Per un diabetico di tipo uno (quello in cui la malattia si manifesta nell'infanzia) però l'insulina è un farmaco salvavita visto che il suo corpo non la produce più e l'assenza di assunzione potrebbe portare alla morte. Quello che ha reso Lambertini veramente esausto e che lo ha fatto andare su tutte le furie: "è il degrado dei livelli dell'assistenza sanitaria nei riguardi dei diabetici adulti di tipo uno. Mentre per il tipo due, la maggioranza del totale dei diabetici, esiste un'efficace e diffusa rete di ambulatori e centri di riferimento in città e provincia (Lambertini vive a Granarolo, alle porte di Bologna), così come per i bimbi e ragazzi con il tipo uno. Le cose cambiano per gli adulti col tipo uno: praticamente sono rimasti solo tre medici (di età media sui 58 anni e quindi vicini al pensionamento), senza sostituzione del personale andato in pensione, a fronte di 5.000 assistiti in tutto il territorio della provincia metropolitana, mancano inoltre infermieri educatori, nutrizionisti e altro personale specifico". 

Dunque, da come descrive l'assistenza sanitaria locale per i diabetici di tipo uno curarsi è assai complicato...perchè?

"Non c'è un'assistenza adeguata per quanti hanno una terapia dell'insulina gestita con microinfusore e monitoraggio continuo del glucosio, hanno il diabete in gravidanza o vivono con molteplici complicanze dovute alla malattia che possono mettere a repentaglio la vita (retinopatia, nefropatia diabetica, patologie cardiovascolari, per esempio).  E così mancano pure i necessari percorsi di educazione sanitaria per una condizione che in massima parte del tempo viene gestita dal paziente stesso da casa: senza nozioni di base adeguate e costringendo i meno smaliziati a finire per affidarsi al passa parola di internet e social poiché non c'è personale sanitario sufficiente a farsi carico del supporto. In questi lustri fare una visita di controllo ogni tre mesi per il diabete ha significato e comporta prendersi un giorno di ferie dal lavoro, aspettare dalle 4 alle sei ore per 15 minuti di accertamento". 

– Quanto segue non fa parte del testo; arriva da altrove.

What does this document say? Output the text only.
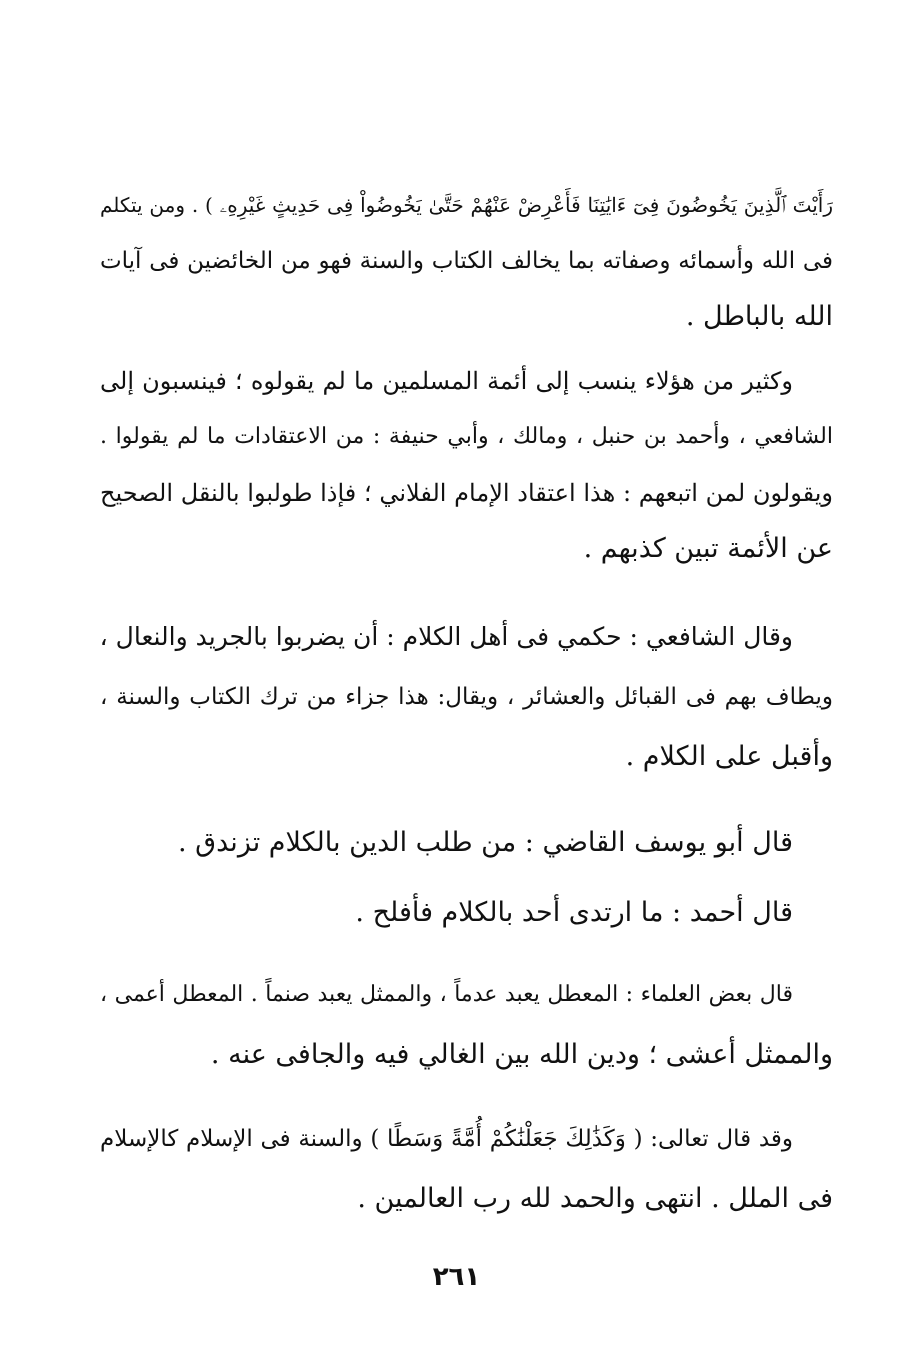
رَأَيْتَ ٱلَّذِينَ يَخُوضُونَ فِىٓ ءَايَٰتِنَا فَأَعْرِضْ عَنْهُمْ حَتَّىٰ يَخُوضُواْ فِى حَدِيثٍ غَيْرِهِۦ ) . ومن يتكلم
فى الله وأسمائه وصفاته بما يخالف الكتاب والسنة فهو من الخائضين فى آيات
الله بالباطل .
وكثير من هؤلاء ينسب إلى أئمة المسلمين ما لم يقولوه ؛ فينسبون إلى
الشافعي ، وأحمد بن حنبل ، ومالك ، وأبي حنيفة : من الاعتقادات ما لم يقولوا .
ويقولون لمن اتبعهم : هذا اعتقاد الإمام الفلاني ؛ فإذا طولبوا بالنقل الصحيح
عن الأئمة تبين كذبهم .
وقال الشافعي : حكمي فى أهل الكلام : أن يضربوا بالجريد والنعال ،
ويطاف بهم فى القبائل والعشائر ، ويقال: هذا جزاء من ترك الكتاب والسنة ،
وأقبل على الكلام .
قال أبو يوسف القاضي : من طلب الدين بالكلام تزندق .
قال أحمد : ما ارتدى أحد بالكلام فأفلح .
قال بعض العلماء : المعطل يعبد عدماً ، والممثل يعبد صنماً . المعطل أعمى ،
والممثل أعشى ؛ ودين الله بين الغالي فيه والجافى عنه .
وقد قال تعالى: ( وَكَذَٰلِكَ جَعَلْنَٰكُمْ أُمَّةً وَسَطًا ) والسنة فى الإسلام كالإسلام
فى الملل . انتهى والحمد لله رب العالمين .
٢٦١
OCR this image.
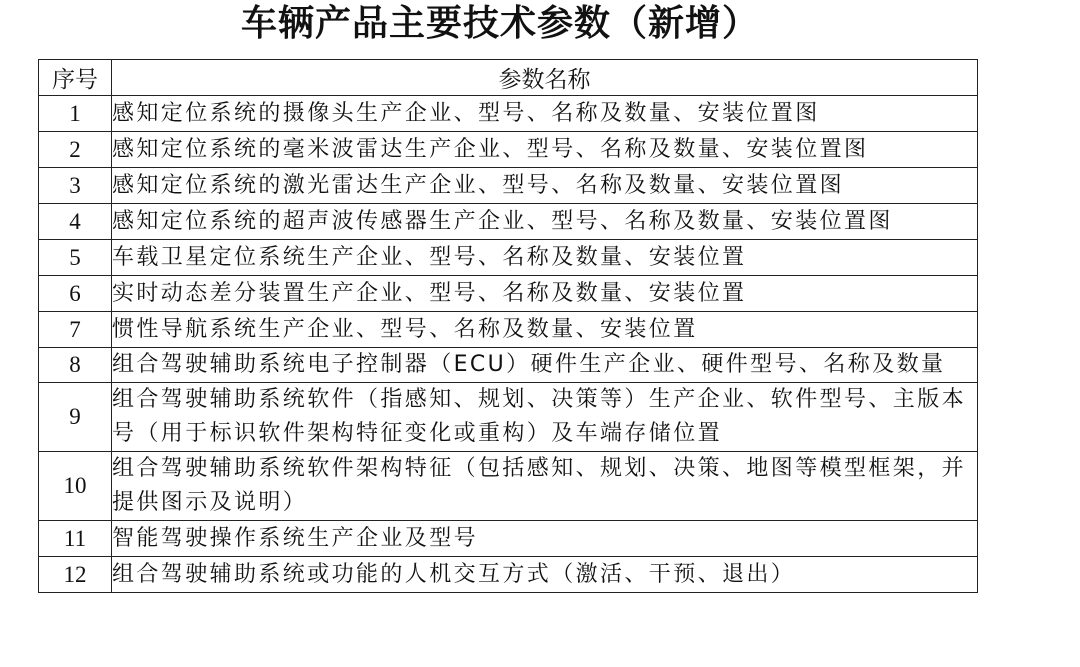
车辆产品主要技术参数（新增）
序号	参数名称
1	感知定位系统的摄像头生产企业、型号、名称及数量、安装位置图
2	感知定位系统的毫米波雷达生产企业、型号、名称及数量、安装位置图
3	感知定位系统的激光雷达生产企业、型号、名称及数量、安装位置图
4	感知定位系统的超声波传感器生产企业、型号、名称及数量、安装位置图
5	车载卫星定位系统生产企业、型号、名称及数量、安装位置
6	实时动态差分装置生产企业、型号、名称及数量、安装位置
7	惯性导航系统生产企业、型号、名称及数量、安装位置
8	组合驾驶辅助系统电子控制器（ECU）硬件生产企业、硬件型号、名称及数量
9	组合驾驶辅助系统软件（指感知、规划、决策等）生产企业、软件型号、主版本号（用于标识软件架构特征变化或重构）及车端存储位置
10	组合驾驶辅助系统软件架构特征（包括感知、规划、决策、地图等模型框架，并提供图示及说明）
11	智能驾驶操作系统生产企业及型号
12	组合驾驶辅助系统或功能的人机交互方式（激活、干预、退出）
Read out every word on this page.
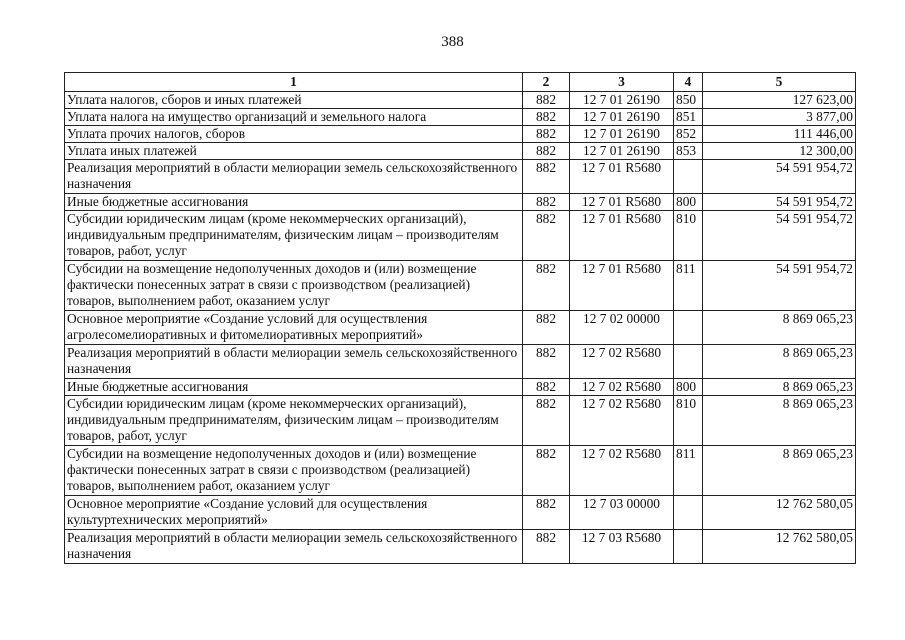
388
1	2	3	4	5
Уплата налогов, сборов и иных платежей	882	12 7 01 26190	850	127 623,00
Уплата налога на имущество организаций и земельного налога	882	12 7 01 26190	851	3 877,00
Уплата прочих налогов, сборов	882	12 7 01 26190	852	111 446,00
Уплата иных платежей	882	12 7 01 26190	853	12 300,00
Реализация мероприятий в области мелиорации земель сельскохозяйственного назначения	882	12 7 01 R5680		54 591 954,72
Иные бюджетные ассигнования	882	12 7 01 R5680	800	54 591 954,72
Субсидии юридическим лицам (кроме некоммерческих организаций), индивидуальным предпринимателям, физическим лицам – производителям товаров, работ, услуг	882	12 7 01 R5680	810	54 591 954,72
Субсидии на возмещение недополученных доходов и (или) возмещение фактически понесенных затрат в связи с производством (реализацией) товаров, выполнением работ, оказанием услуг	882	12 7 01 R5680	811	54 591 954,72
Основное мероприятие «Создание условий для осуществления агролесомелиоративных и фитомелиоративных мероприятий»	882	12 7 02 00000		8 869 065,23
Реализация мероприятий в области мелиорации земель сельскохозяйственного назначения	882	12 7 02 R5680		8 869 065,23
Иные бюджетные ассигнования	882	12 7 02 R5680	800	8 869 065,23
Субсидии юридическим лицам (кроме некоммерческих организаций), индивидуальным предпринимателям, физическим лицам – производителям товаров, работ, услуг	882	12 7 02 R5680	810	8 869 065,23
Субсидии на возмещение недополученных доходов и (или) возмещение фактически понесенных затрат в связи с производством (реализацией) товаров, выполнением работ, оказанием услуг	882	12 7 02 R5680	811	8 869 065,23
Основное мероприятие «Создание условий для осуществления культуртехнических мероприятий»	882	12 7 03 00000		12 762 580,05
Реализация мероприятий в области мелиорации земель сельскохозяйственного назначения	882	12 7 03 R5680		12 762 580,05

Ha raccolto anche delle firme per la causa, giusto? E ha un blog sul quale scrive regolarmente su questo argomento...

Nell'aprile scorso ho raccolto le firme per una petizione, poi inviata alla Regione Emilia-Romagna, proprio su questi temi. Nessuna risposta o altro è mai giunta. Sì, ho un blog che si chiama "Il mio diabete" sul quale raccolgo e condivido contenuti per cercare di setacciare le informazioni utili e fondate, sia in campo scientifico che biomedicale, dalle menzogne, leggende e disinformazioni presenti ormai a tutto campo in rete.

Qual è quindi la situazione a Bologna? Quali le città più all'alangiardia invece?

A Bologna ci sono quattro centri per diabetici, mentre i malati sono 5 mila: sono al Sant'Orsola l'ex Ciavarella (dove mi curo io), il reaprto Metabolismo e disturbi dell'alimentazione del professor Marchesini Reggiani, Endocrinologia e quello dell'Ospedale Maggiore. Il 1°novembre 2016 l'ex Ciavarella ed Endocrinologia verranno accorpati. Fino a un anno fa nel centro di riferimento i medici erano sette e ora sono stati ridotti a tre. Fra le città più 'attive' certamente Parma e Ravenna. In Italia il centro specializzato più all'avanguardia è a Padova. 

Come è arrivato a questa scelta? Quale il suo appello? 

La mia scelta non è solo una protesta. Fino a quando avevo 19 anni non sapevano dire nulla sulla mia malattia e adesso che la conosciamo, possibile non si possa rendere le cure più semplici? Fare più informazione? E' una malattia che per il 50% gestisce il paziente.